By milking time in the evening, the fence was ready. The calf, who had to spend most of the day tied up, was excited to regain his freedom. He tore around the pasture bucking, kicking, and snorting his pleasure. Jed named him Spunky. I taught Jed how to mix the milk, and he and his children were delighted when Spunky went after the bottle with great vigor and appreciation. After giving them some last minute pointers on raising a calf, I headed home to get my own chores done.
More than two years passed by, and I had totally forgotten about Spunky. I had graduated from high school, and was spending the fall doing mechanic work for my dad. I was upside down inside a big tractor when Jed approached me with a question.
“Um, I was wondering if you could tell me how old a calf has to be before you wean him from the bottle?”
I pulled myself out of the giant transmission and leaned against the tractor tire as I answered. “We usually wean them at about three months.”
Jed’s shocked expression was only matched by how white he turned as the blood drained from his face. “Oh, my heck!” he gasped.
The trauma in his eyes and voice suddenly brought the memory of Spunky back to my mind. “How old is this calf you want to wean?” I asked, afraid I already knew the answer.

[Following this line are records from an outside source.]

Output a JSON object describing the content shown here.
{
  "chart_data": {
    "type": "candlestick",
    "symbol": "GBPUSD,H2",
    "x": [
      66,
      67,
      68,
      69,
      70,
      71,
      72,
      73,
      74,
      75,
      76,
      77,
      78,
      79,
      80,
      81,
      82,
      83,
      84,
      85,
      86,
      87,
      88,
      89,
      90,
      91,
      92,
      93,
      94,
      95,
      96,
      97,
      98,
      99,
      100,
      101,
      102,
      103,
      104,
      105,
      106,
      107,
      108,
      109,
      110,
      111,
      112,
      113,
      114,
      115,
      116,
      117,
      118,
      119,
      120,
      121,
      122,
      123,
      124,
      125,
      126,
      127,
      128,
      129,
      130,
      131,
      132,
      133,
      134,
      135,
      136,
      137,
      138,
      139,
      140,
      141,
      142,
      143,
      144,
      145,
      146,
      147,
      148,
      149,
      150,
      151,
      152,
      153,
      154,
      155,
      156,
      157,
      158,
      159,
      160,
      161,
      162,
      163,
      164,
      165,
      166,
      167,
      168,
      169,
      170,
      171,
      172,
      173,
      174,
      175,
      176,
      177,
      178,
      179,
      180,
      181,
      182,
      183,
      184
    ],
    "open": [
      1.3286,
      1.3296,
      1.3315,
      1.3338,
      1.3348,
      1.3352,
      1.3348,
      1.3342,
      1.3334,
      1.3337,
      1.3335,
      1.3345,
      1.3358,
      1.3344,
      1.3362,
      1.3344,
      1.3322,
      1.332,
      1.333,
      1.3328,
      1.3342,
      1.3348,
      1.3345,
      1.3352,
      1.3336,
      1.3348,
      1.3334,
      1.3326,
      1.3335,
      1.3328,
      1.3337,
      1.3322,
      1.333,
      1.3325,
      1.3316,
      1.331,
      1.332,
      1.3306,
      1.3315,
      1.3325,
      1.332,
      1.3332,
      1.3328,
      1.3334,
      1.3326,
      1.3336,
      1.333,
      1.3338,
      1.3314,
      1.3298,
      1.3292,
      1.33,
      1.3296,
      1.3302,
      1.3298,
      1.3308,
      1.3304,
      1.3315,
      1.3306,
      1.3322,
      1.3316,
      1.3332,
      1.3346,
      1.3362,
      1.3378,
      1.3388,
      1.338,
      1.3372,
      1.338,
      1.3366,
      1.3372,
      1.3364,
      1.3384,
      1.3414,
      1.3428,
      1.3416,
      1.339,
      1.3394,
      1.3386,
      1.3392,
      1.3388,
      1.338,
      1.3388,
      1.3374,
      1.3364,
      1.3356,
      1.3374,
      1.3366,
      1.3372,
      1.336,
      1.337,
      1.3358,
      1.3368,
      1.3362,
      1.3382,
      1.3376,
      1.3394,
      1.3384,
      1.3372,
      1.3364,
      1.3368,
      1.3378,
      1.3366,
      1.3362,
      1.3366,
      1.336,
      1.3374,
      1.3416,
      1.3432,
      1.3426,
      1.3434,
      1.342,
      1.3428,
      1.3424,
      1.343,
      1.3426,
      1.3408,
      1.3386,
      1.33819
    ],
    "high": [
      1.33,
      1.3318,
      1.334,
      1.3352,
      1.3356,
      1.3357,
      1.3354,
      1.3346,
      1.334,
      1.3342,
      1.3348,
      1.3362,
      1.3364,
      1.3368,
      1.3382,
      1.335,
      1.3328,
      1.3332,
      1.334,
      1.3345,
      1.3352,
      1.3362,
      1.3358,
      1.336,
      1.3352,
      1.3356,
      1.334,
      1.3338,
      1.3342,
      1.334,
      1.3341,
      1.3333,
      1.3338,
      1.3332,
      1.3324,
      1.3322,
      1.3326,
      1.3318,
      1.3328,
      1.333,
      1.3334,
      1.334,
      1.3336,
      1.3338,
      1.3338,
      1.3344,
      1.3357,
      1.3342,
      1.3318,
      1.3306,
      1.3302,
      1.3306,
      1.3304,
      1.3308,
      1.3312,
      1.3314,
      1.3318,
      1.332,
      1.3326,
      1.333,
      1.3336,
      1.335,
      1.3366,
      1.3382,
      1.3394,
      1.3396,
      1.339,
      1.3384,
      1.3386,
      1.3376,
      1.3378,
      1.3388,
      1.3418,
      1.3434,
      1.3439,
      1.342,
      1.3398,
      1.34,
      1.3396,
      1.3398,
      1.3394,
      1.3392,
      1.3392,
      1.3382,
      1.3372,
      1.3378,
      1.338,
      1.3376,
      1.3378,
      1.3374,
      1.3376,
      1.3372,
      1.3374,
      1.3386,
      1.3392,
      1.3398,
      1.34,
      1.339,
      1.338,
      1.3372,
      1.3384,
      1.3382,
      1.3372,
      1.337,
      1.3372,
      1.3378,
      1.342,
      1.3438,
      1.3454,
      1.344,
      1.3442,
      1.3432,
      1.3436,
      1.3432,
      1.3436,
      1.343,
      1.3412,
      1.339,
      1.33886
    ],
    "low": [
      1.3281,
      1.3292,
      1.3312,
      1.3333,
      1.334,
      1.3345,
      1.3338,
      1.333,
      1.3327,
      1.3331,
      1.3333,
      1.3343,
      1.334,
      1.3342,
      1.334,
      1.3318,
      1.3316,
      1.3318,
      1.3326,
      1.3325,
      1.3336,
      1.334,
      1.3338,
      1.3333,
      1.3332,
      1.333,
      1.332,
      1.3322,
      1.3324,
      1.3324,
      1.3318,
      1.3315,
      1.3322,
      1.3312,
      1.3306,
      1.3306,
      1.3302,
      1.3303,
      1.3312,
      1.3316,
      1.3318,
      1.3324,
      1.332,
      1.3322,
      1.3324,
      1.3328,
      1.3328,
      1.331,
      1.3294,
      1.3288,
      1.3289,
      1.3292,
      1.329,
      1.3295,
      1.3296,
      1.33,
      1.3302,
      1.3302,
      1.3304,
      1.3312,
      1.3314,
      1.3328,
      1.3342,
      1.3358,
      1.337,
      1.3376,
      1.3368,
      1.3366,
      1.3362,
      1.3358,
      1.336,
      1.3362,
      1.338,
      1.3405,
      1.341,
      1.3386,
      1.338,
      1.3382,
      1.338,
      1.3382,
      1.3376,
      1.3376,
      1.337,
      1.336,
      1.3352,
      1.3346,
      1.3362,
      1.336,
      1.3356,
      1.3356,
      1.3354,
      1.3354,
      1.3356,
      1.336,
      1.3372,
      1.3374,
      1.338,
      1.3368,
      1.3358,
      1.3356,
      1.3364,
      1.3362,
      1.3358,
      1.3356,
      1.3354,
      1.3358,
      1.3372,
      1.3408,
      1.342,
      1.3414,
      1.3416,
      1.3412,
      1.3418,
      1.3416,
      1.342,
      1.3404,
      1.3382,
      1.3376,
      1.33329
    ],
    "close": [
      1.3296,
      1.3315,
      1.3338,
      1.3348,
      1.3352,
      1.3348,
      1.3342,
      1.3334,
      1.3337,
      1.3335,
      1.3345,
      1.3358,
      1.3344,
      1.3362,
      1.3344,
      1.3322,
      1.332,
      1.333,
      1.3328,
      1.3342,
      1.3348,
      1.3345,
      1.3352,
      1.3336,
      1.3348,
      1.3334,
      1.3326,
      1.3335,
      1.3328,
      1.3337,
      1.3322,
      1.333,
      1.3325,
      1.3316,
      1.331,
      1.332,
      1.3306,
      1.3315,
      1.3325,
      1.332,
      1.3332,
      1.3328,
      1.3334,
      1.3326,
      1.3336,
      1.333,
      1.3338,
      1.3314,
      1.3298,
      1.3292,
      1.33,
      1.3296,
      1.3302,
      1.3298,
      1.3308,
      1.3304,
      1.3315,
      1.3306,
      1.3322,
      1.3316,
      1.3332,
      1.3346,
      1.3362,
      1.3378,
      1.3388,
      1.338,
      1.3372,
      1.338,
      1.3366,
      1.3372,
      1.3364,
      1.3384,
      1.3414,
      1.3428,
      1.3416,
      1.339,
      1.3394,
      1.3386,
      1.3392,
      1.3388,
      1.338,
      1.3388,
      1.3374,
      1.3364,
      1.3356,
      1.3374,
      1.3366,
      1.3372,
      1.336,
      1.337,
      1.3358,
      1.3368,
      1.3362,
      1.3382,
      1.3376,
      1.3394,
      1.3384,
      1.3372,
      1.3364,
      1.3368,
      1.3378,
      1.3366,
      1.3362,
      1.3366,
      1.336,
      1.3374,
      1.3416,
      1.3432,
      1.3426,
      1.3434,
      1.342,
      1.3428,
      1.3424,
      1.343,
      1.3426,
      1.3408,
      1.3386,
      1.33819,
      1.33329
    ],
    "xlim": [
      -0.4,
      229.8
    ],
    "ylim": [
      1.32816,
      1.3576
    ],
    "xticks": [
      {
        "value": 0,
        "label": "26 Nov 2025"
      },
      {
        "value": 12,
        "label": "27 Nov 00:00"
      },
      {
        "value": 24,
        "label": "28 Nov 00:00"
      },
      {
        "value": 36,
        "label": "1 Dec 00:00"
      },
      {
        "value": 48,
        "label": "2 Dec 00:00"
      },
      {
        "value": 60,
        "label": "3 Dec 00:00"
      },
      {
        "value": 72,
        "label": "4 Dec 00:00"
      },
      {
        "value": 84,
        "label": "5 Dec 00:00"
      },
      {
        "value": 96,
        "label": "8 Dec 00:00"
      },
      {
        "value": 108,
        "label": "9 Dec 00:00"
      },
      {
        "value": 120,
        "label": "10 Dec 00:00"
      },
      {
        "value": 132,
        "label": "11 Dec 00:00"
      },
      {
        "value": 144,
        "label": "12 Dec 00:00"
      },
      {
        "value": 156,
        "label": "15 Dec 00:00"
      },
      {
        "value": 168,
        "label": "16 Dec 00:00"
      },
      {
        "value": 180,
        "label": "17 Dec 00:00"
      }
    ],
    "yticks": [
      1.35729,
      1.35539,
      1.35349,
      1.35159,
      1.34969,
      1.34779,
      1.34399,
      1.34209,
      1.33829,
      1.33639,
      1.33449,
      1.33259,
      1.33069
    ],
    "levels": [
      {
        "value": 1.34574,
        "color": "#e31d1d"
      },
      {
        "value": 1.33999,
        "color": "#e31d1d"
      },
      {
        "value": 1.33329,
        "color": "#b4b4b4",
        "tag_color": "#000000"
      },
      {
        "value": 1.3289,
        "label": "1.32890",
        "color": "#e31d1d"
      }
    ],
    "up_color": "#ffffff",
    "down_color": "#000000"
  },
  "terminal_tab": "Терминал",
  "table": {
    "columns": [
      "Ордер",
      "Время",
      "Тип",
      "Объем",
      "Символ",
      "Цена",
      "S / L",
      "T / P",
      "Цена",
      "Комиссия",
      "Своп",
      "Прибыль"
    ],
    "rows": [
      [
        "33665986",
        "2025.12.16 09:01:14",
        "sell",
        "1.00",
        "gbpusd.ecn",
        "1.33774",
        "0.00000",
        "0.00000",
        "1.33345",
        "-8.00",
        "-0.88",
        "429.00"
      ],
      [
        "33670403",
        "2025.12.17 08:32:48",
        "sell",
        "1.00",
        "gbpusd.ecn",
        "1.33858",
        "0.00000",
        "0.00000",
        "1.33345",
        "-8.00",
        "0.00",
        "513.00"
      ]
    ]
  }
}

Jed shrugged. “It’s that one you brought over to my house.”
The calf would be a full grown bull, and likely weigh over 2000 pounds. Now it was my turn to be astounded as my assumption was confirmed. “You haven’t weaned him yet?!”
Jed shook his head. “What should I do?”
“Well, I would suggest you wean him immediately!”
For the rest of the day, the image of Jed and his children feeding a bottle of milk to that huge bull kept replaying in my head. The next day, as Jed came dragging wearily in to work, I asked him how it went.
“Spunky bellowed until 2:00 in the morning. We thought he had finally settled down so we could go to sleep, when, suddenly, we heard a loud crash downstairs. We ran down there, and he had smashed in our back door and was standing in our kitchen angrily demanding his bottle!”
“What did you do?” I asked.
Jed threw up his hands in frustration. “Well, what the heck do you think we did? We gave him his bottle!”